Increasing the heat treatment temperature to 0.degree. C. lowers the electrical resistivity of the coating, assuming no material is lost by evaporation. Relatively wide temperature range (e.g. 20°C to 200°C)
The temperature coefficient of resistance (TCR) of the heating element becomes important when it is necessary to use the heating element over a temperature range of By appropriately selecting the carbonization temperature, film formation conditions, and heat treatment temperature, a heating element having the required electrical resistivity and TCR can be produced. Although fibrous carbon coating has been described in connection with PAVD, it will be appreciated that other suitable coating processes may be used. Fluid-permeable electrical heating elements may be of other shapes or sizes than those described above and may be used to heat gases or liquids. Additionally, the fluid-permeable heating element described above may be used for other purposes of heating fluids. It will be appreciated that when the carbon fibers of the fibrous carbon precursor are in contact with each other, the coatings on the fibers bond together at these contact locations. Thus, when the coated precursor is oxidized, the tubular fibers become integral with their intimate tubular fibers at these contact locations. Otherwise, the deposited coating material will have substantially the same shape and fiber distribution pattern as the original fibrous carbon precursor. In some applications, the fibrous carbon precursor does not need to be removed and can be left in place during heat treatment of the coating, but the heat treatment must be conducted in an inert atmosphere. The electrical resistivity of the heating element is therefore a combination of the resistivity of the fibrous carbon precursor and the selected resistivity of the coating. The electrical resistivity of the coating is the same as or higher than that of the carbon precursor, but in some cases the electrical resistivity of the heating element is such that the coating conducts most of the current in the operating state of the heating element. It is desired that the electrical resistivity of the device be determined primarily by the coating. Therefore, the electrical resistivity of the fibrous carbon precursor must be substantially greater than the electrical resistivity of the coating after the final heat treatment that adjusts the electrical resistivity of the coating is completed. By selecting a relatively low carbonization temperature, for example below about 800°C, the electrical resistivity of the fibrous carbon precursor can be made relatively high;
This means that the PAVD coating parameters must be selected such that the heat treatment required to obtain the desired coating resistivity is preferably performed at a temperature below the carbonization temperature of the fibrous carbon precursor.

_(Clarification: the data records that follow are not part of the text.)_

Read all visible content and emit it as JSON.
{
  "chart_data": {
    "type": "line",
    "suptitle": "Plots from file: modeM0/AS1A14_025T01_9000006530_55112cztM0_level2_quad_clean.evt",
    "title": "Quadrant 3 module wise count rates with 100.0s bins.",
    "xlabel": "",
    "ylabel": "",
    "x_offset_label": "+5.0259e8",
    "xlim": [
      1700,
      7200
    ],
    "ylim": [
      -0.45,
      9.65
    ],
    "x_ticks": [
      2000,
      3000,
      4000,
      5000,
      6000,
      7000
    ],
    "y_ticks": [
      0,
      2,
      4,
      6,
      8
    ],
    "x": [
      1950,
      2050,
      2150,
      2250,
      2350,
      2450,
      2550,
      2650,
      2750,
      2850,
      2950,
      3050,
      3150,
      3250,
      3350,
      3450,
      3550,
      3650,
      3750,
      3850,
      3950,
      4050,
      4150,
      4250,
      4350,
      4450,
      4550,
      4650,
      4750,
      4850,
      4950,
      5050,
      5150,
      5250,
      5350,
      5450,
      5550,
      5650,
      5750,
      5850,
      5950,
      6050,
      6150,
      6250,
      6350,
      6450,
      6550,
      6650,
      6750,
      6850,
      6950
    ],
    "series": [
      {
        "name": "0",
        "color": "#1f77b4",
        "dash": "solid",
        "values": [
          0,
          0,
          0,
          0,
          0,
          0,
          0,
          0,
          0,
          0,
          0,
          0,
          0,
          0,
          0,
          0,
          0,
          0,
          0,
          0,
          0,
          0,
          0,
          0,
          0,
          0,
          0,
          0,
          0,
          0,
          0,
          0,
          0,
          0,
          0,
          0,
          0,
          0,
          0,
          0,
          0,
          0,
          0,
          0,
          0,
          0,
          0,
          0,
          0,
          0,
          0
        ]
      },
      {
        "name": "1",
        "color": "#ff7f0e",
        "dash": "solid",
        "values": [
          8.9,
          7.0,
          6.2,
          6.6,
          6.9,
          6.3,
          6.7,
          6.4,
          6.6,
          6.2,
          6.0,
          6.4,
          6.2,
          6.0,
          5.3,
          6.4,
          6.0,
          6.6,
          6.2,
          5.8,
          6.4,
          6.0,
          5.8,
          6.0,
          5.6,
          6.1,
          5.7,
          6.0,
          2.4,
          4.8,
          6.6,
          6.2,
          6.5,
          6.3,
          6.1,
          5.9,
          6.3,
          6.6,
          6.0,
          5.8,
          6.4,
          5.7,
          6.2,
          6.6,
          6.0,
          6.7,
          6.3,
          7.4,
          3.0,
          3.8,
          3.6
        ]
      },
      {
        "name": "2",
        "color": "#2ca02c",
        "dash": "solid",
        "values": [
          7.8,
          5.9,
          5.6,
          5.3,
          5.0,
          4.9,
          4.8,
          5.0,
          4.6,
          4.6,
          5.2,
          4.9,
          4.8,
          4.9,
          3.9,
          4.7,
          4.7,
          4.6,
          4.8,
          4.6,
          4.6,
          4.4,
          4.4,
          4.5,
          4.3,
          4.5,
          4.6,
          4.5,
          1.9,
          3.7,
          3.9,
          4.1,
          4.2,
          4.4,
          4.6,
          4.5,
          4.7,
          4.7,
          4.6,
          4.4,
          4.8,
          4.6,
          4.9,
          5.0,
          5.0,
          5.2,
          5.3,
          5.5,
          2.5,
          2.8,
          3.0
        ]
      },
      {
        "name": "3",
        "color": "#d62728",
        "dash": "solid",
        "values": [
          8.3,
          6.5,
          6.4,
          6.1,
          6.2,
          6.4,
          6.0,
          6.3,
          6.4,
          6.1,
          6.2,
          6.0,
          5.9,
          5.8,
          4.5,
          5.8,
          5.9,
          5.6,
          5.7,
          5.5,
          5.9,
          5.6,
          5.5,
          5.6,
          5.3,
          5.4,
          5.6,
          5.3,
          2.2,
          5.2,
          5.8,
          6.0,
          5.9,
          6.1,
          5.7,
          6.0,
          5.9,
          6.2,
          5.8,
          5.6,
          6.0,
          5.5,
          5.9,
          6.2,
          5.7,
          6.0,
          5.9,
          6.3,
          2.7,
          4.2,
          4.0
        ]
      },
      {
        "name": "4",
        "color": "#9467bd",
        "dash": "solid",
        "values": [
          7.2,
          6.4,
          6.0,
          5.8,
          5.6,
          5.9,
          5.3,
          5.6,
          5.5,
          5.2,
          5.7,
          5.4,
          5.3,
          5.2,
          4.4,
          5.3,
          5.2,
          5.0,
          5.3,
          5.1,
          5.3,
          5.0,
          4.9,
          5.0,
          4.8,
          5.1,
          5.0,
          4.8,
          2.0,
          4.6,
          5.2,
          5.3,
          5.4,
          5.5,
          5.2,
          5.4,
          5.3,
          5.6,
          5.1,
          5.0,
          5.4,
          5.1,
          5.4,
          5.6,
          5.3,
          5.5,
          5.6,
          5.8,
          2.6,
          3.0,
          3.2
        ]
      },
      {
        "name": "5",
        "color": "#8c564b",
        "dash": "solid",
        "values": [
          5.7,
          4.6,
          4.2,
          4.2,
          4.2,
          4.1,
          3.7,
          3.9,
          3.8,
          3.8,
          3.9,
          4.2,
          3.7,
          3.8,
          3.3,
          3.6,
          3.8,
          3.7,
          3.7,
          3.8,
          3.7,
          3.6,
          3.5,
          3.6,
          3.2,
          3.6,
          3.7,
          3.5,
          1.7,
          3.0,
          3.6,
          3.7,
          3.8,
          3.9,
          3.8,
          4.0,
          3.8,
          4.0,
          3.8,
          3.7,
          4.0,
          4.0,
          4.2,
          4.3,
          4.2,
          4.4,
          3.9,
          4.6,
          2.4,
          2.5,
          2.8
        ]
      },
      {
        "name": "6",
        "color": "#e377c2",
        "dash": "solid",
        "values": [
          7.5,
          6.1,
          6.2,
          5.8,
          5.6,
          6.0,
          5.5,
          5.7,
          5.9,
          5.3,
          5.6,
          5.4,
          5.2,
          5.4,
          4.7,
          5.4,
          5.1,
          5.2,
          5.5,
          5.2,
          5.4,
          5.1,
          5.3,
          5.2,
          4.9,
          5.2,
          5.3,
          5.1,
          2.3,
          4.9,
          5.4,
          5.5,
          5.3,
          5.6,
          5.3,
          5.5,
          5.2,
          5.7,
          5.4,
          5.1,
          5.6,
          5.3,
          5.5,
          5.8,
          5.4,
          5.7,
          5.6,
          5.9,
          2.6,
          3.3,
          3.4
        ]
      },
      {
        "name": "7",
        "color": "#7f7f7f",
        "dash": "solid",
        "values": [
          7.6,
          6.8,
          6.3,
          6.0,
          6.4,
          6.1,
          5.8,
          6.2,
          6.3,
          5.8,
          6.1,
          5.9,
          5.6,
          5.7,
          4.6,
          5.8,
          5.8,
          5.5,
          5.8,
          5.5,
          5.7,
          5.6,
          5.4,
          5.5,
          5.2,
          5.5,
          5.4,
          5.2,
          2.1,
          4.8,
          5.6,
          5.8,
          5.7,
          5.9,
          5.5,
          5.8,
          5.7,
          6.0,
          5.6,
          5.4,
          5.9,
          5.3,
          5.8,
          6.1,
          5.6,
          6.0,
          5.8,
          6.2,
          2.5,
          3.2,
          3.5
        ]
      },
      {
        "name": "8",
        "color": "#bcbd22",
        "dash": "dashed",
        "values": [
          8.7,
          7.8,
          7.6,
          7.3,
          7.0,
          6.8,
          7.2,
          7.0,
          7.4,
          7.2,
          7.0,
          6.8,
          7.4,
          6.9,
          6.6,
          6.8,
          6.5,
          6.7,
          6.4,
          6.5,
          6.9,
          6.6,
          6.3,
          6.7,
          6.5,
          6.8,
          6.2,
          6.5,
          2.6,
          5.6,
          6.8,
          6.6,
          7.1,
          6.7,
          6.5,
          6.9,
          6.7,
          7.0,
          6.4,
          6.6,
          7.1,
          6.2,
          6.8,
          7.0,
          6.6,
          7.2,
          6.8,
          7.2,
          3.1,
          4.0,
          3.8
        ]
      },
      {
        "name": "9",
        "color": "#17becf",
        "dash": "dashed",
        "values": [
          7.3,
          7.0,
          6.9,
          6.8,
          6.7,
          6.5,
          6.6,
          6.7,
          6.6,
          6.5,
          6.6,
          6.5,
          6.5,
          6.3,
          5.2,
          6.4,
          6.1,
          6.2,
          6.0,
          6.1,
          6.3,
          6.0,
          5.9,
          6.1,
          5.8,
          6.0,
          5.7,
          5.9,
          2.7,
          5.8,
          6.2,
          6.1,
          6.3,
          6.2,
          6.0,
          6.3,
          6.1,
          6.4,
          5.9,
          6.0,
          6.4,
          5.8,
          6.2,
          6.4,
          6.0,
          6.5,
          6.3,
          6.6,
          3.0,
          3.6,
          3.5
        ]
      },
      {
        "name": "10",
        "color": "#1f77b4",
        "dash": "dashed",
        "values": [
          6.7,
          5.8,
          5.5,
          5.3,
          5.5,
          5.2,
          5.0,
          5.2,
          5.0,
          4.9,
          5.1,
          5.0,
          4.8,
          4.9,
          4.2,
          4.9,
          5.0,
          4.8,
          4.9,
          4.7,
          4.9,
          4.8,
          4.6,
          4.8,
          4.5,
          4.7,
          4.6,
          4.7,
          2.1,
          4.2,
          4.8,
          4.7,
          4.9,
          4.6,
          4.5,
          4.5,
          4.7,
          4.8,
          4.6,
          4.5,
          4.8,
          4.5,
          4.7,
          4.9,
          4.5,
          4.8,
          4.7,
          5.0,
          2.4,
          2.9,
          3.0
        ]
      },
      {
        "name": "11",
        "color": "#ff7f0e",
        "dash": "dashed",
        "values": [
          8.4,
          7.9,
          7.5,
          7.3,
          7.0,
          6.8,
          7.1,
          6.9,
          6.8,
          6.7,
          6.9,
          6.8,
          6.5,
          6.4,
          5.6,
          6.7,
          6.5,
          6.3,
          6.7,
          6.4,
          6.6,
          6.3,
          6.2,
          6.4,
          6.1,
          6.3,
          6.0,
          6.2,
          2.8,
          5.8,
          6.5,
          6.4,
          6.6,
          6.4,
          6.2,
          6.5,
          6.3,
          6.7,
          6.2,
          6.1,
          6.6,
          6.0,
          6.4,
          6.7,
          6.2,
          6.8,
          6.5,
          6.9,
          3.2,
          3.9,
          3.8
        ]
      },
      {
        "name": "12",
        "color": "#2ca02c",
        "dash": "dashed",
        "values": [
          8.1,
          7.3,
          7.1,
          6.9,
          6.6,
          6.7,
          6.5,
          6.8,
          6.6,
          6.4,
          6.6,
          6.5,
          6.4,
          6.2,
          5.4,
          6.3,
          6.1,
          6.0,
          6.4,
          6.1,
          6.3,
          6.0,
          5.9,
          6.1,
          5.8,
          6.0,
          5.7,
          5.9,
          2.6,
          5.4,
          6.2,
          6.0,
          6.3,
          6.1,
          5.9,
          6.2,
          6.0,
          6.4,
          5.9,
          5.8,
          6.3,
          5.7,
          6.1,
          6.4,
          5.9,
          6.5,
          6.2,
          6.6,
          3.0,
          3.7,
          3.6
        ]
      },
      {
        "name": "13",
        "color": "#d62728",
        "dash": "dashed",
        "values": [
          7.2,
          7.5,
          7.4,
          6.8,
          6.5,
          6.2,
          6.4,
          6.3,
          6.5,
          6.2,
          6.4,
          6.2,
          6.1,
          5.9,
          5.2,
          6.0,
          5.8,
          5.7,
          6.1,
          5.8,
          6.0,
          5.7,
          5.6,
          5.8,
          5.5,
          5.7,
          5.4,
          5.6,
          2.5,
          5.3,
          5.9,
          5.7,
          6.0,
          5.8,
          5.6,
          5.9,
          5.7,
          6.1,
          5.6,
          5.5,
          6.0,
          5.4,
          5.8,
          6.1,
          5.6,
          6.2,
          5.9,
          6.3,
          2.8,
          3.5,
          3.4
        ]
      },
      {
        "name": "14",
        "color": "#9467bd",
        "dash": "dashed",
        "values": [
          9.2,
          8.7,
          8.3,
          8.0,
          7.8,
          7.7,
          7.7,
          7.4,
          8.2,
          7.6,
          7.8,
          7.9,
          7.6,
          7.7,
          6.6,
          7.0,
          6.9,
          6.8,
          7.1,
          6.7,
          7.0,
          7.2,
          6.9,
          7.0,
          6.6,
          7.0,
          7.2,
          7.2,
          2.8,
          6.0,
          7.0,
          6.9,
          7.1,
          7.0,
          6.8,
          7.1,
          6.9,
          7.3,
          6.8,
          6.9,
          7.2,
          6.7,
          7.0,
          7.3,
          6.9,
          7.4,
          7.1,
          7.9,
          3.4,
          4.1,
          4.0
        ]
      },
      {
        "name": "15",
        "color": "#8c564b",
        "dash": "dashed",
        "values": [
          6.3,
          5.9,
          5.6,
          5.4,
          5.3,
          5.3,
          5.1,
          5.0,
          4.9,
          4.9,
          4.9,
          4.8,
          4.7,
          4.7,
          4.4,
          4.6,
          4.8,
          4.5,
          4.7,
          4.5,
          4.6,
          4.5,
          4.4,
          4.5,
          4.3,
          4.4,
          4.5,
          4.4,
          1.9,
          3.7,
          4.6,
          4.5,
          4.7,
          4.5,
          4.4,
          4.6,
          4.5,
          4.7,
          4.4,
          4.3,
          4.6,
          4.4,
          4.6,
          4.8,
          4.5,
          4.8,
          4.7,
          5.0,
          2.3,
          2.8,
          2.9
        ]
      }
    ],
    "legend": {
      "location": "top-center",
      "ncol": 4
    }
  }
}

[Brief explanation of drawings]

The accompanying figure is a schematic diagram of a plasma-operated deposition apparatus. 200... Heating element (pre-cursor) 201... Alumina tube, 202... Cylindrical silica tube, 203,2
10... End cap, 208, 230... Vacuum type valve, 209, 232... Vacuum pump, 214... Mercury pressure gauge, 218... Manifold, 220, 22
2,224...Gas supply pipe line, 221,223,2
25... Valve, 226... Silica container, 228... Susceptor, 236... Copper coil, 238... High frequency power supply.

Claims (1)

Claims: 1. In a fluid-permeable electrical heating element comprising carbon fibers arranged randomly and bonded together by carbon at points of contact to form a self-supporting body, the layer of electrically conductive material is attached to the carbon fiber body. A fluid-permeable heating element characterized in that it consists primarily of free silicon coated with. 2. A method for manufacturing a fluid-permeable heating element consisting of carbon fibers arranged randomly and bonded together at contact points to form a self-supporting body, comprising coating the carbon fiber body by decomposition of a silicon-containing gas. A coating consisting primarily of free silicon is created on the fiber, and the coated carbon fiber body is then heated to approximately 600°C.
A method for manufacturing a fluid-permeable electric heating element, characterized by heating the electric heating element at a temperature of 1400°C to create a desired electrical resistance of the electric heating element.